I awoke at 4:30 this morning to catch a flight from Ouagadougou to Bobo-Dioulasso, or "Bobo" as it is called with affection. It is the second largest city in Burkina Faso and while it is definitely a city, it has a small town vibe and is entirely pleasant. I politely declined the friendly advances of airport security, piled into a taxi with 5 other people and their mountain of luggage and was delivered to my oasis of a hotel, the Villa Rose. It really is wonderful, comfortable, and surrounded by gardens and statues. As i sit here now, it is dark, with lights in the trees and a background din of squeaking bats.
Anyway, the hotel is owned by a lovely Dutch woman and her Burkinabe husband and they could not be more welcoming or helpful. I also chatted with another Dutch man who is here helping to establish a school.
Bobo is very manageable on foot. Many streets are the usual chaos of motor bikes, bicycles, cars, carts, and pedestrians all sharing the road, but it is tame compared to other places.
I first visited the market, which i liked a lot more than the one in "Ouaga" (as the cool kids call it). Fried caterpillars seems to be a popular item here, which makes me happy i am a vegetarian. I took more photos and received very little hassle from merchants. I find the women here a bit more outgoing than i am used to. They will actually say hello and chat a bit, which is nice. Usually i find when i leave a country almost all of my interactions have been with men.

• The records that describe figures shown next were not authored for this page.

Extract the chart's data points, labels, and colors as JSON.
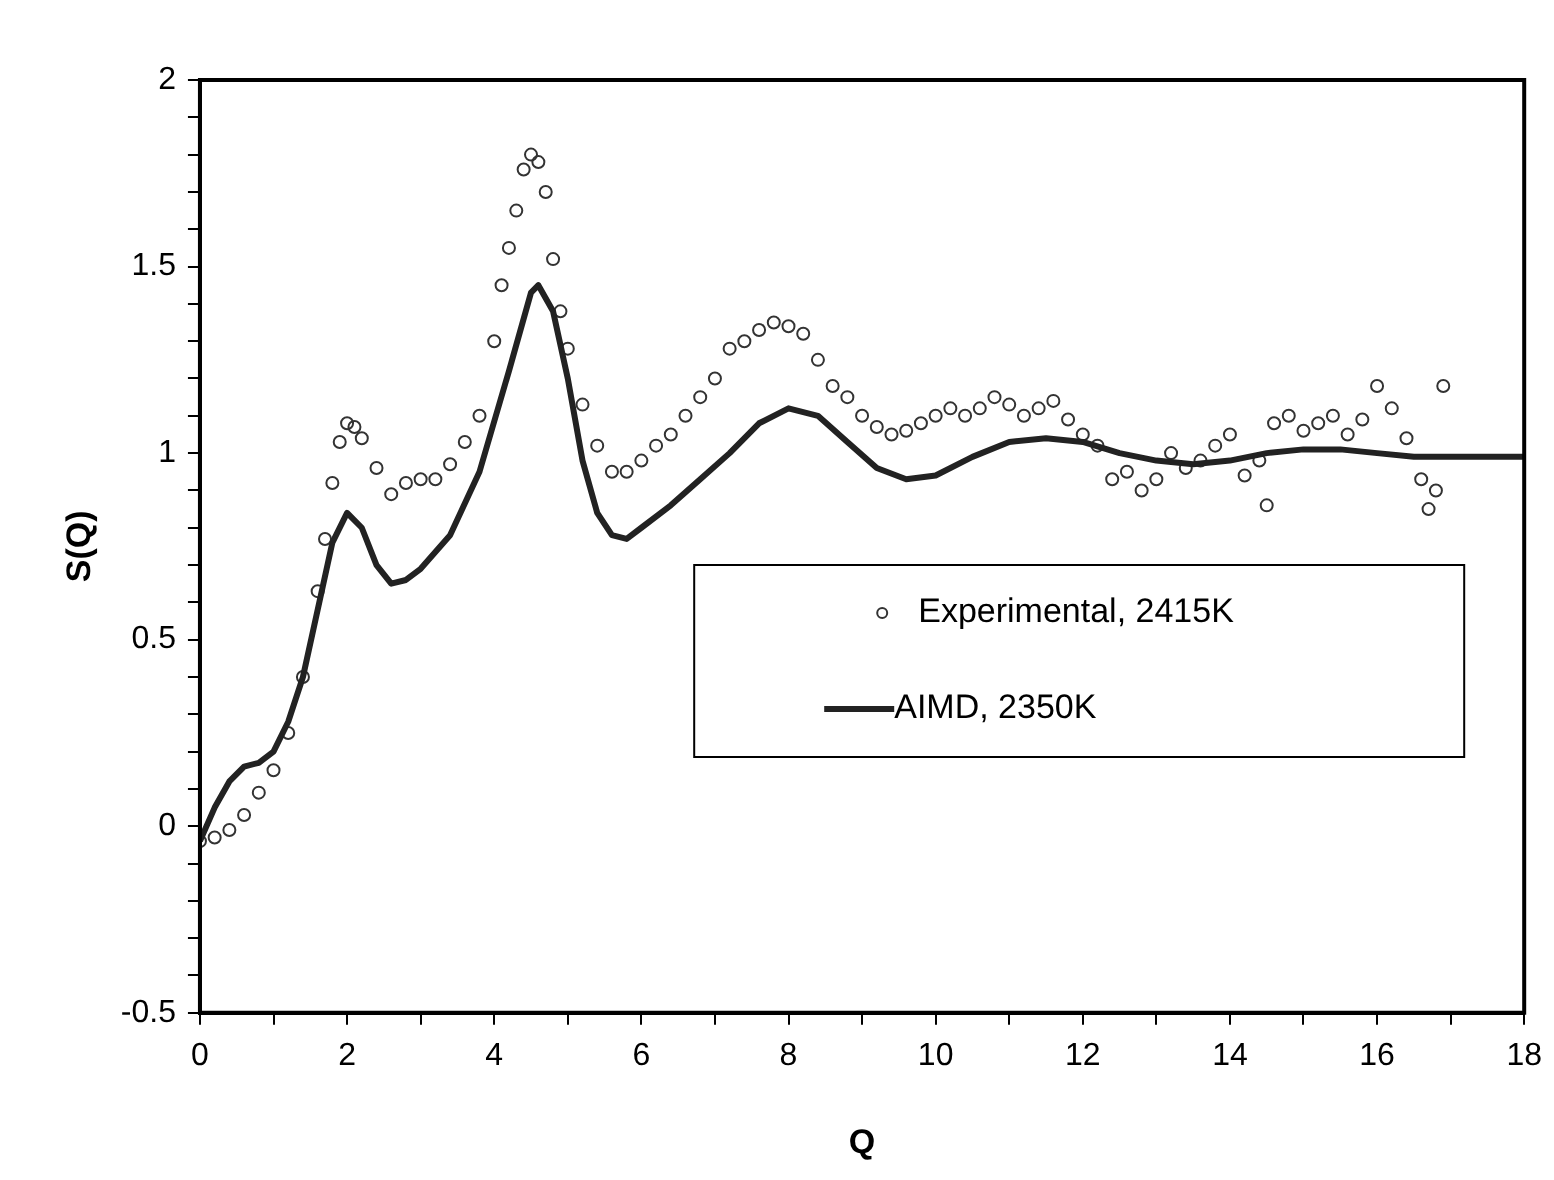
{
  "chart_data": {
    "type": "scatter",
    "xlabel": "Q",
    "ylabel": "S(Q)",
    "xlim": [
      0,
      18
    ],
    "ylim": [
      -0.5,
      2
    ],
    "xticks": [
      0,
      {
        "value": 1,
        "label": null
      },
      2,
      {
        "value": 3,
        "label": null
      },
      4,
      {
        "value": 5,
        "label": null
      },
      6,
      {
        "value": 7,
        "label": null
      },
      8,
      {
        "value": 9,
        "label": null
      },
      10,
      {
        "value": 11,
        "label": null
      },
      12,
      {
        "value": 13,
        "label": null
      },
      14,
      {
        "value": 15,
        "label": null
      },
      16,
      {
        "value": 17,
        "label": null
      },
      18
    ],
    "yticks": [
      -0.5,
      {
        "value": -0.4,
        "label": null
      },
      {
        "value": -0.3,
        "label": null
      },
      {
        "value": -0.2,
        "label": null
      },
      {
        "value": -0.1,
        "label": null
      },
      0,
      {
        "value": 0.1,
        "label": null
      },
      {
        "value": 0.2,
        "label": null
      },
      {
        "value": 0.3,
        "label": null
      },
      {
        "value": 0.4,
        "label": null
      },
      0.5,
      {
        "value": 0.6,
        "label": null
      },
      {
        "value": 0.7,
        "label": null
      },
      {
        "value": 0.8,
        "label": null
      },
      {
        "value": 0.9,
        "label": null
      },
      1,
      {
        "value": 1.1,
        "label": null
      },
      {
        "value": 1.2,
        "label": null
      },
      {
        "value": 1.3,
        "label": null
      },
      {
        "value": 1.4,
        "label": null
      },
      1.5,
      {
        "value": 1.6,
        "label": null
      },
      {
        "value": 1.7,
        "label": null
      },
      {
        "value": 1.8,
        "label": null
      },
      {
        "value": 1.9,
        "label": null
      },
      2
    ],
    "grid": false,
    "legend": "right",
    "series": [
      {
        "name": "Experimental, 2415K",
        "marker": "circle",
        "color": "#333333",
        "x": [
          0,
          0.2,
          0.4,
          0.6,
          0.8,
          1.0,
          1.2,
          1.4,
          1.6,
          1.7,
          1.8,
          1.9,
          2.0,
          2.1,
          2.2,
          2.4,
          2.6,
          2.8,
          3.0,
          3.2,
          3.4,
          3.6,
          3.8,
          4.0,
          4.1,
          4.2,
          4.3,
          4.4,
          4.5,
          4.6,
          4.7,
          4.8,
          4.9,
          5.0,
          5.2,
          5.4,
          5.6,
          5.8,
          6.0,
          6.2,
          6.4,
          6.6,
          6.8,
          7.0,
          7.2,
          7.4,
          7.6,
          7.8,
          8.0,
          8.2,
          8.4,
          8.6,
          8.8,
          9.0,
          9.2,
          9.4,
          9.6,
          9.8,
          10.0,
          10.2,
          10.4,
          10.6,
          10.8,
          11.0,
          11.2,
          11.4,
          11.6,
          11.8,
          12.0,
          12.2,
          12.4,
          12.6,
          12.8,
          13.0,
          13.2,
          13.4,
          13.6,
          13.8,
          14.0,
          14.2,
          14.4,
          14.5,
          14.6,
          14.8,
          15.0,
          15.2,
          15.4,
          15.6,
          15.8,
          16.0,
          16.2,
          16.4,
          16.6,
          16.7,
          16.8,
          16.9
        ],
        "values": [
          -0.04,
          -0.03,
          -0.01,
          0.03,
          0.09,
          0.15,
          0.25,
          0.4,
          0.63,
          0.77,
          0.92,
          1.03,
          1.08,
          1.07,
          1.04,
          0.96,
          0.89,
          0.92,
          0.93,
          0.93,
          0.97,
          1.03,
          1.1,
          1.3,
          1.45,
          1.55,
          1.65,
          1.76,
          1.8,
          1.78,
          1.7,
          1.52,
          1.38,
          1.28,
          1.13,
          1.02,
          0.95,
          0.95,
          0.98,
          1.02,
          1.05,
          1.1,
          1.15,
          1.2,
          1.28,
          1.3,
          1.33,
          1.35,
          1.34,
          1.32,
          1.25,
          1.18,
          1.15,
          1.1,
          1.07,
          1.05,
          1.06,
          1.08,
          1.1,
          1.12,
          1.1,
          1.12,
          1.15,
          1.13,
          1.1,
          1.12,
          1.14,
          1.09,
          1.05,
          1.02,
          0.93,
          0.95,
          0.9,
          0.93,
          1.0,
          0.96,
          0.98,
          1.02,
          1.05,
          0.94,
          0.98,
          0.86,
          1.08,
          1.1,
          1.06,
          1.08,
          1.1,
          1.05,
          1.09,
          1.18,
          1.12,
          1.04,
          0.93,
          0.85,
          0.9,
          1.18
        ]
      },
      {
        "name": "AIMD, 2350K",
        "type": "line",
        "marker": "none",
        "line_style": "solid",
        "color": "#222222",
        "x": [
          0,
          0.2,
          0.4,
          0.6,
          0.8,
          1.0,
          1.2,
          1.4,
          1.6,
          1.8,
          2.0,
          2.2,
          2.4,
          2.6,
          2.8,
          3.0,
          3.4,
          3.8,
          4.2,
          4.5,
          4.6,
          4.8,
          5.0,
          5.2,
          5.4,
          5.6,
          5.8,
          6.0,
          6.4,
          6.8,
          7.2,
          7.6,
          8.0,
          8.4,
          8.8,
          9.2,
          9.6,
          10.0,
          10.5,
          11.0,
          11.5,
          12.0,
          12.5,
          13.0,
          13.5,
          14.0,
          14.5,
          15.0,
          15.5,
          16.0,
          16.5,
          17.0,
          18.0
        ],
        "values": [
          -0.04,
          0.05,
          0.12,
          0.16,
          0.17,
          0.2,
          0.28,
          0.4,
          0.58,
          0.76,
          0.84,
          0.8,
          0.7,
          0.65,
          0.66,
          0.69,
          0.78,
          0.95,
          1.22,
          1.43,
          1.45,
          1.38,
          1.2,
          0.98,
          0.84,
          0.78,
          0.77,
          0.8,
          0.86,
          0.93,
          1.0,
          1.08,
          1.12,
          1.1,
          1.03,
          0.96,
          0.93,
          0.94,
          0.99,
          1.03,
          1.04,
          1.03,
          1.0,
          0.98,
          0.97,
          0.98,
          1.0,
          1.01,
          1.01,
          1.0,
          0.99,
          0.99,
          0.99
        ]
      }
    ]
  }
}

After the market, i found the bus station and bought a ticket for the day after tomorrow to my next destination. Every successful transaction, especially in a foreign language feels like a victory. My delight amused the ticket seller.
From there i went to the mosque. It is probably the most famous building in Burkina Faso. It is in a style of architecture called Sunado-Sahaelian which has round peaks and sticks protruding all over the outside. This mosque dates from the late 1800s.
As i arrived the call to prayer was underway, so i waited outside until prayers ended snd then i was allowed to enter, which was a treat, as unmarried Burkinabe women are prohibited from entering, but apparently single foreigners are not.
From there i visited the old city, Dioulassoba. People live there and you can walk right into it, but foreigners must take a guide and pay a small fee, which makes sense, because the area is very poor and the guides can explain the history while keeping the looky loos under control. The area is all low, flat, mud buildings and is divided into quarters: muslim, animist, musicians, and blacksmiths. I visited traditional houses and the place where animals (usually chickens) are ritualistically slaughtered. (The bigger your problem, the bigger the chicken or creature that must meet its fate, i was told.) we saw a blacksmiths studio, a weaver, a carver of masks, and the place where millet beer is made after bring boiled on a fire for three days. In the streets, people carried on with their days, drying corn, pounding farina, doing laundry.
We also went to the river that borders the village. It would be pretty but for the mounds of garbage tossed along the banks. In the river is a swarm of giant catfish. Hideous things, thrashing about in the shallow water. But these are sacred catfish. Almost magical catfish. (My reference to General Sherman from The Simpsons was lost on my guide.) People worship them and talk to them. Apparently, if you want to live in the village you must offer food to them and if the carps eat it, you can stay. If they do not, you are not pure of heart and must leave.
And that was my visit to the village. After that i returned to the hotel and have been enjoying dinner and the evening air. A great day. Tomorrow i shall endeavour to relax.